Romney Votes to Convict in spite of Forseen Trump Acquittal

Patrick Kane, Staff Reporter

 On Feb. 5, the U.S. Senate formally voted to acquit President Donald J. Trump on both charges of corruption for which he was impeached by the House of Representatives. The outcome, which was almost a guarantee from the start of the trial because of the Senate being majority Republican, was expected to fall along party lines. This turned out not to be the case, as Utah Sen. Mitt Romney voted to convict President Trump on the charge of abuse of power, an event that almost overshadowed the president’s acquittal in the press. With this, Romney became the first senator in American history to vote to remove a president of his party.

 According to Cable News Network, Romney was expected to be a key swing vote during the impeachment trial from the beginning. Though the measure was ultimately blocked, Romney voted with Democrats to grant additional witnesses, namely former National Security Advisor John Bolton. 

In the days leading up to the final vote, many in the media and the Senate were unsure of how Romney would vote. However, on the day of the vote, Romney appeared on Fox News to announce he would in fact be voting to convict Trump for abuse of power. 

During his speech on the Senate floor, Romney argued that he took an oath under God to be impartial, and he wished to honor that. He stated he believed that the president’s legal team failed to properly rebut the House managers’ case, and that what the president did was clearly and flagrantly wrong.
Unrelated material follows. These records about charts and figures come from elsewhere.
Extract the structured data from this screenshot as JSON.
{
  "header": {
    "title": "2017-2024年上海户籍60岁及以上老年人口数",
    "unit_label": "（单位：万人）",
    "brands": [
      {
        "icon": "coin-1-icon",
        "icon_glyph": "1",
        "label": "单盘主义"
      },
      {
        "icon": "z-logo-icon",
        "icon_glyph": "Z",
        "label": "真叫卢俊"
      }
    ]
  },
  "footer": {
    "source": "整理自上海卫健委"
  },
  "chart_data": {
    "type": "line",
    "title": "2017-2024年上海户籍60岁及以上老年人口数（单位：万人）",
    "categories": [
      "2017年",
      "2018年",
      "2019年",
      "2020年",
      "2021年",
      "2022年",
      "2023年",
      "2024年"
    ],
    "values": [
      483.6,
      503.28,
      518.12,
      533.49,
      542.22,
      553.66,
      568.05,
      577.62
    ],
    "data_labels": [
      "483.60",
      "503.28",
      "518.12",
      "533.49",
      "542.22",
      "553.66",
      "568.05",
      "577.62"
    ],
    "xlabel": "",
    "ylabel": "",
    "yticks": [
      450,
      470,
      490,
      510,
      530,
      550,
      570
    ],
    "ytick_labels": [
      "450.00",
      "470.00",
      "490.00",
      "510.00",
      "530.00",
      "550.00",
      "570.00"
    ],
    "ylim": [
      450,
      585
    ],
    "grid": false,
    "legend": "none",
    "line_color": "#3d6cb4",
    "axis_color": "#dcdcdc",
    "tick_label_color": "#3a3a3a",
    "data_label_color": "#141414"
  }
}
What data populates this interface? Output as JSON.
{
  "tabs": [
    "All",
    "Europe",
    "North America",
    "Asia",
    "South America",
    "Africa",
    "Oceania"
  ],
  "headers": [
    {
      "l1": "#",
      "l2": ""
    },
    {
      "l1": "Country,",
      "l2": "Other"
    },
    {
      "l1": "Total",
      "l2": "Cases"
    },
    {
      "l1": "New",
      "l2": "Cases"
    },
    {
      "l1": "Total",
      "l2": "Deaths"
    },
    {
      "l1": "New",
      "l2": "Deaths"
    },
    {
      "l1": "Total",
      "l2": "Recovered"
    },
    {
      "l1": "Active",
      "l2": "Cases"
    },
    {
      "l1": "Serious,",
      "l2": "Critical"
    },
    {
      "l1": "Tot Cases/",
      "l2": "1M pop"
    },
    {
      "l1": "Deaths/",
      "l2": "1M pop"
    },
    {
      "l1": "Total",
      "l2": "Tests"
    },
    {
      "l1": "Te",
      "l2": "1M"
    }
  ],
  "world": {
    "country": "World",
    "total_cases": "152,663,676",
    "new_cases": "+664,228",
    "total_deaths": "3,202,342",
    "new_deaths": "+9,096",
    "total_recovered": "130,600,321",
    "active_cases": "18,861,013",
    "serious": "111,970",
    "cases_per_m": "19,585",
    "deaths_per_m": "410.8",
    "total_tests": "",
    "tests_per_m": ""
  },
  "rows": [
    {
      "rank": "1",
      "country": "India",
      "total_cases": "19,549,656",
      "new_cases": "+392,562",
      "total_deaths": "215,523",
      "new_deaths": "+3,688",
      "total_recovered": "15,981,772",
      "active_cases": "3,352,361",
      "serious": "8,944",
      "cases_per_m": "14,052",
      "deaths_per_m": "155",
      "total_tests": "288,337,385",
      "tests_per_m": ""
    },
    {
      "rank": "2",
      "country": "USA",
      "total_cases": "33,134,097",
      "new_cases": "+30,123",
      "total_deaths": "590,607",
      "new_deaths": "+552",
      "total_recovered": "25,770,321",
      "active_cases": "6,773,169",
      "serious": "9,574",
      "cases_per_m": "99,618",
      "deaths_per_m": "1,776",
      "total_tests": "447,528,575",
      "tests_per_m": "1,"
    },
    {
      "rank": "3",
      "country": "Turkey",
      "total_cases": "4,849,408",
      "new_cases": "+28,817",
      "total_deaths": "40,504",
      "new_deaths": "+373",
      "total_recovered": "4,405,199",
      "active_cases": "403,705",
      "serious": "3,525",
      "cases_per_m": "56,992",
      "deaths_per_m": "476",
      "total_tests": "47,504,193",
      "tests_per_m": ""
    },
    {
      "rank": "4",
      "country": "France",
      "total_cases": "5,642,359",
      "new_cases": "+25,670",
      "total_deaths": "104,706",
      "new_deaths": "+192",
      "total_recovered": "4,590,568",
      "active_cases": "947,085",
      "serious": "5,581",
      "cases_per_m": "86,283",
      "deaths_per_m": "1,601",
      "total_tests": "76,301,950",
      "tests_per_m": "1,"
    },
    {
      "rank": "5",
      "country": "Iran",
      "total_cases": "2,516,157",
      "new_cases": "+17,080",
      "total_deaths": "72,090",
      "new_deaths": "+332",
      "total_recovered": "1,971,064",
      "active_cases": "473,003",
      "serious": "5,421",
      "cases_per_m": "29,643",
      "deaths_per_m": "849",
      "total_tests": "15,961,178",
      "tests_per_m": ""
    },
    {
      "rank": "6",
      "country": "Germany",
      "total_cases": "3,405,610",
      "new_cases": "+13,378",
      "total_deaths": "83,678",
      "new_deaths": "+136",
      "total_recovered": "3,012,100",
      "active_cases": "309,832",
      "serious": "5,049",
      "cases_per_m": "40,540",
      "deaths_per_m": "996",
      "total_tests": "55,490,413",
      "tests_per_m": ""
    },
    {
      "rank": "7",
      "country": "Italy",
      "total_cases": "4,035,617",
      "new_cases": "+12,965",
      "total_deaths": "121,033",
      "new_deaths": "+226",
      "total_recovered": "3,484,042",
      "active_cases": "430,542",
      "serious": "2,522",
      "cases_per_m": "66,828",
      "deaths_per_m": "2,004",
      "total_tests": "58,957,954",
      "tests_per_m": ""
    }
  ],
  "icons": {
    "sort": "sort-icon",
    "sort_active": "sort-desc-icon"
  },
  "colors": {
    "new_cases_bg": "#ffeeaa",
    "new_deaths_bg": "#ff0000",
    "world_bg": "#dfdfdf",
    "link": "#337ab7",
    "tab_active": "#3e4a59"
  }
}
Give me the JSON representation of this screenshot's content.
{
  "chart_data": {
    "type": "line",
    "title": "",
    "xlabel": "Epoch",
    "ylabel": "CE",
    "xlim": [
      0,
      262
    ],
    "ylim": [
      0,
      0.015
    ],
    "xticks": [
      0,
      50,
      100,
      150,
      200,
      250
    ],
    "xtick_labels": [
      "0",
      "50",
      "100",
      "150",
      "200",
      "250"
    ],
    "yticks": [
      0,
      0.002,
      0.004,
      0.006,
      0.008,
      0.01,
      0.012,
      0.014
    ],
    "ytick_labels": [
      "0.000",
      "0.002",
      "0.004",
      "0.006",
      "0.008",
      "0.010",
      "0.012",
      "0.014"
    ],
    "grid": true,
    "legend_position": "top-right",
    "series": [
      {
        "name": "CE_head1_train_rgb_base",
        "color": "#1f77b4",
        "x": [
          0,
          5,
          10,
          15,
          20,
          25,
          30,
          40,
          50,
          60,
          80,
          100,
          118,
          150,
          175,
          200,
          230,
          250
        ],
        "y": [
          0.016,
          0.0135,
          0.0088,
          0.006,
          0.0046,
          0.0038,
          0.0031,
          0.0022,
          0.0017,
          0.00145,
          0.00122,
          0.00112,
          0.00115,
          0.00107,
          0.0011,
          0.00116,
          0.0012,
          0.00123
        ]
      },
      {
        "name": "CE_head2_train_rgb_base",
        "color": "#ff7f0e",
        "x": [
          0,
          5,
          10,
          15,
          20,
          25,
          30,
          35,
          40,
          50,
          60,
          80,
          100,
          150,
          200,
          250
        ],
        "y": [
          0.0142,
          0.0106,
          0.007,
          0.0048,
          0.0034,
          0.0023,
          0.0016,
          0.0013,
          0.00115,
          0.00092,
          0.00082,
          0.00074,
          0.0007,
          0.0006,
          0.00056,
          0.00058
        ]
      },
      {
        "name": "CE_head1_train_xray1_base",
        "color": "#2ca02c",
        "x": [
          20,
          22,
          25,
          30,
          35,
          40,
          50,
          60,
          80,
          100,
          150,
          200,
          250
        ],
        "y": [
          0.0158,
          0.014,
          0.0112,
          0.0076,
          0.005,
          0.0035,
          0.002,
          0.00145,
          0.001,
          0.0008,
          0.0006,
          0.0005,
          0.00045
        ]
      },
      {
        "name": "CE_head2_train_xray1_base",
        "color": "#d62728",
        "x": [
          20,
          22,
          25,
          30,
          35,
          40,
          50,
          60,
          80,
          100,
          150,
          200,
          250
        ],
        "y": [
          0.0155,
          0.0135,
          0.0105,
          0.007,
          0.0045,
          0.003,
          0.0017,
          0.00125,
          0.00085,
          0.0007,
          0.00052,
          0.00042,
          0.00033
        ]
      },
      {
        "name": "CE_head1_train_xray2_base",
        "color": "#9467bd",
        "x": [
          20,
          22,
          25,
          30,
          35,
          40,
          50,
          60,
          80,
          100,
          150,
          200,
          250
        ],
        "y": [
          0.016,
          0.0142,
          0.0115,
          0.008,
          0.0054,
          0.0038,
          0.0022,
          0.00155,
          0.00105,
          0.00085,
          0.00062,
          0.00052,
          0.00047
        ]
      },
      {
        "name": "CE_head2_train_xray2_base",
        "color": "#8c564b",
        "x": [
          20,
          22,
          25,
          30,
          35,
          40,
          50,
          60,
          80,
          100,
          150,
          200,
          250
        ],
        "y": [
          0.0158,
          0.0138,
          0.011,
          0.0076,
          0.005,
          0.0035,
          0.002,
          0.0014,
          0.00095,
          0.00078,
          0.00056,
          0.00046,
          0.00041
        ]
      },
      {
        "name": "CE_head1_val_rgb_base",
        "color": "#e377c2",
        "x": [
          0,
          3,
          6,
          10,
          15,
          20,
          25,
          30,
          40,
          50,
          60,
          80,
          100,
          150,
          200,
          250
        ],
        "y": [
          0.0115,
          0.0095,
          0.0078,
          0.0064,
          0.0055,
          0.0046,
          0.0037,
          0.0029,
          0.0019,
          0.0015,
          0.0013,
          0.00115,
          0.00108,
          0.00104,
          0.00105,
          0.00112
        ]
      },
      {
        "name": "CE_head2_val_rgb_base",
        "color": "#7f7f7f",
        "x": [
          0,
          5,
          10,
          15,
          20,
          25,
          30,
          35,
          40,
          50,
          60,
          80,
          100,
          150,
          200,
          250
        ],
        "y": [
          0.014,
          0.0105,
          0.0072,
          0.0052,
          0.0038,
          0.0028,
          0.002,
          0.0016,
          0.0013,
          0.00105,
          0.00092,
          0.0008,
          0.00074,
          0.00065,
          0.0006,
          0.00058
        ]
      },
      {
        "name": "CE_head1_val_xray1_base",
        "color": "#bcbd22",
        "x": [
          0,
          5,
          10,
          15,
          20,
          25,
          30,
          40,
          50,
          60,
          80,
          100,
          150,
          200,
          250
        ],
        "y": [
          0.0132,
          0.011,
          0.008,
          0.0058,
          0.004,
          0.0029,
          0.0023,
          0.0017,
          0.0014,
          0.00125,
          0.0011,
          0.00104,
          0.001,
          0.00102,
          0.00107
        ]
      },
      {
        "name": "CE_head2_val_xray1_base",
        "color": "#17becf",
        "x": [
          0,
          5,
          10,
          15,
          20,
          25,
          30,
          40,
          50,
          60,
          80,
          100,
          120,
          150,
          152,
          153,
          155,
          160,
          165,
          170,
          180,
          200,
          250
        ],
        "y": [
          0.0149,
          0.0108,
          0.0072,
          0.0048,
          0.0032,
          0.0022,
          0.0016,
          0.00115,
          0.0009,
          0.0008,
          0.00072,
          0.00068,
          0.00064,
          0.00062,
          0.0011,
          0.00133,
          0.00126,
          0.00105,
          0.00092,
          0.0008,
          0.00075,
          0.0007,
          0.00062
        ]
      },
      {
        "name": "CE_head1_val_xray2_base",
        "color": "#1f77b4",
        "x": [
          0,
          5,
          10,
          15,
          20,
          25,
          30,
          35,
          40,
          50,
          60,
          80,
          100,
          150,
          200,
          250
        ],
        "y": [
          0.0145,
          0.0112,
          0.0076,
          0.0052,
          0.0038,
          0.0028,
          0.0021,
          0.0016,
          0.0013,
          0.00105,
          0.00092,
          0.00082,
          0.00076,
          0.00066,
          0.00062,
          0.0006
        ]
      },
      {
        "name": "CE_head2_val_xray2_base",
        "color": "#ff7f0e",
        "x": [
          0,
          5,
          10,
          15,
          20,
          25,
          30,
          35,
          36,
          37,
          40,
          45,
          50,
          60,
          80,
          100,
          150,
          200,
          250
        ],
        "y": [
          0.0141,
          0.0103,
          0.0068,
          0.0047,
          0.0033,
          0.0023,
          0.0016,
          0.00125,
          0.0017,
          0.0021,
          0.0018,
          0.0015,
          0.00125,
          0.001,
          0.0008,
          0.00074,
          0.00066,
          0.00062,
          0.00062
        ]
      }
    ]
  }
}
Romney concluded, “Corrupting an election to keep oneself in office is perhaps the most abusive and destructive violation of one’s oath of office that I can imagine.” 

In response to his vote, Trump attacked      Romney on Twitter, saying, “Had failed presidential candidate Mitt Romney devoted the same energy and anger to defeating a faltering Barack Obama as he sanctimoniously does to me, he could have won the election.”

While many in the media and politics were surprised by Romney’s vote, Colin Swearingen, associate professor of political science at John Carroll, wasn’t taken back in the slightest. “What differentiates [Romney] from people like Susan Collins or Lisa Murkowski was that Romney has taken a more measured approach to Donald Trump,” he said. “During his Senate campaign in Utah, he made it very clear he would not just give in to anything and everything Trump wanted.”